In terms of my cricketing career, I want to continue doing what I’m doing, and improve every day until I reach my potential and maybe beyond.

I haven’t really thought about life after cricket. But I’m sure I will never fit into an office! Having said that, I suppose I’ll have to do something when I eventually retire – so maybe it’s time to begin thinking about that!

Q: If you were given a choice about your place in the ODI format batting order, in which position would you prefer to bat and why?
For now, I have mostly batted at No. 3 or 4 so I’m most comfortable there, having played in these positions in Under-19 cricket as well. I think I will play in these positions for a while longer.

Q: How are you and your family coping with the media glare surrounding your potential, Kusal?
The media has not exactly ‘glared’ at me too much for it to be troublesome yet!

My family is very supportive and proud of my achievements so far. I think they’re happier than I am. They may not show it all the time but they’re very happy for me. On the other hand, when I don’t perform well, they make sure I get the message – especially my mother who demands explanations!

Even my uncle, who is also a coach, continues to support me as do my other relatives.

Q: How do you handle the attention from your many fans?
Our fans are cricket lovers who have a passion for the game. Even if they complain about us when we don’t win, it’s because they have a passion for the game and this encourages us.

As players, we depend on the encouragement of fans, and I am humbled by the love and support we receive.

Q: So who is Kusal Mendis off the pitch? What is he like?
 I am involved in very few things in life apart from cricket – if I’m at home, most often I sleep and sometimes go out with friends. My family complains that I never have time to even go on a trip – I suppose I sleep too much at home!

Apart from cricket, I play badminton and table tennis – my mother played the latter when she was young.

As a person, I’m always smiling – this is something my teammates keep telling me.
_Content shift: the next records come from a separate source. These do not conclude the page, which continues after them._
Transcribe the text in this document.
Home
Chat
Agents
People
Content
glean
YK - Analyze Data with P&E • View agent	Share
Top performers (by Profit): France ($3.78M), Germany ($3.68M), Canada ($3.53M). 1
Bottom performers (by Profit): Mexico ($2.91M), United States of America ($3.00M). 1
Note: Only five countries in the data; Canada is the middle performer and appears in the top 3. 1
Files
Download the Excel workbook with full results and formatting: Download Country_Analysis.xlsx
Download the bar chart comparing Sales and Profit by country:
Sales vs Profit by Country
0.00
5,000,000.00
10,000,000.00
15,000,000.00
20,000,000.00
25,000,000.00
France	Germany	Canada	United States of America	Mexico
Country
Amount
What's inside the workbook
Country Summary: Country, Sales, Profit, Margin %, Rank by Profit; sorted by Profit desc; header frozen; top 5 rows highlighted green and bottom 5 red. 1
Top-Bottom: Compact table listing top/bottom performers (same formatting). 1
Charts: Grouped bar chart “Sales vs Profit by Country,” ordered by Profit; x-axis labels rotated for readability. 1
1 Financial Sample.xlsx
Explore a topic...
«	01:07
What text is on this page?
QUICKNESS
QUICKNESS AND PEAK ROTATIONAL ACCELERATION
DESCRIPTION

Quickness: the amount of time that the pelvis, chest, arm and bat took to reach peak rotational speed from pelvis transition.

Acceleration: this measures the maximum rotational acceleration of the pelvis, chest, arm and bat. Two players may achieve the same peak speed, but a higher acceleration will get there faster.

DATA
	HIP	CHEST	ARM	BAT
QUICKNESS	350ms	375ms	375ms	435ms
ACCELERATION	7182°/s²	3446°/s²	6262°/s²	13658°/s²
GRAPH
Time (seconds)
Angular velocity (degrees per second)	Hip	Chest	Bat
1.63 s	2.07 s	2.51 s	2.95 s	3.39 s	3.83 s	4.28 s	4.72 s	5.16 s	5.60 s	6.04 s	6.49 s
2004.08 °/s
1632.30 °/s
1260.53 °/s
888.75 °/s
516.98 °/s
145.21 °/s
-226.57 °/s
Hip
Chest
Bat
I like being positive – I’m not a person who points out others’ mistakes and hurts them.

Q: Can you share something with us that very few people know about you?
Well, I am scared of cats – or rather, I become giddy and nervous around them!

Q: And finally, your message to Sri Lanka’s young and emerging cricketers is…?
Don’t be discouraged if it takes time for you to be selected to represent Sri Lanka. And don’t be overwhelmed if you’re selected sooner than you expected. What is important is to practise hard, day in and day out.

Be proud to play for your country and you will surely succeed. Finally, don’t try to go the distance alone – always be a team player.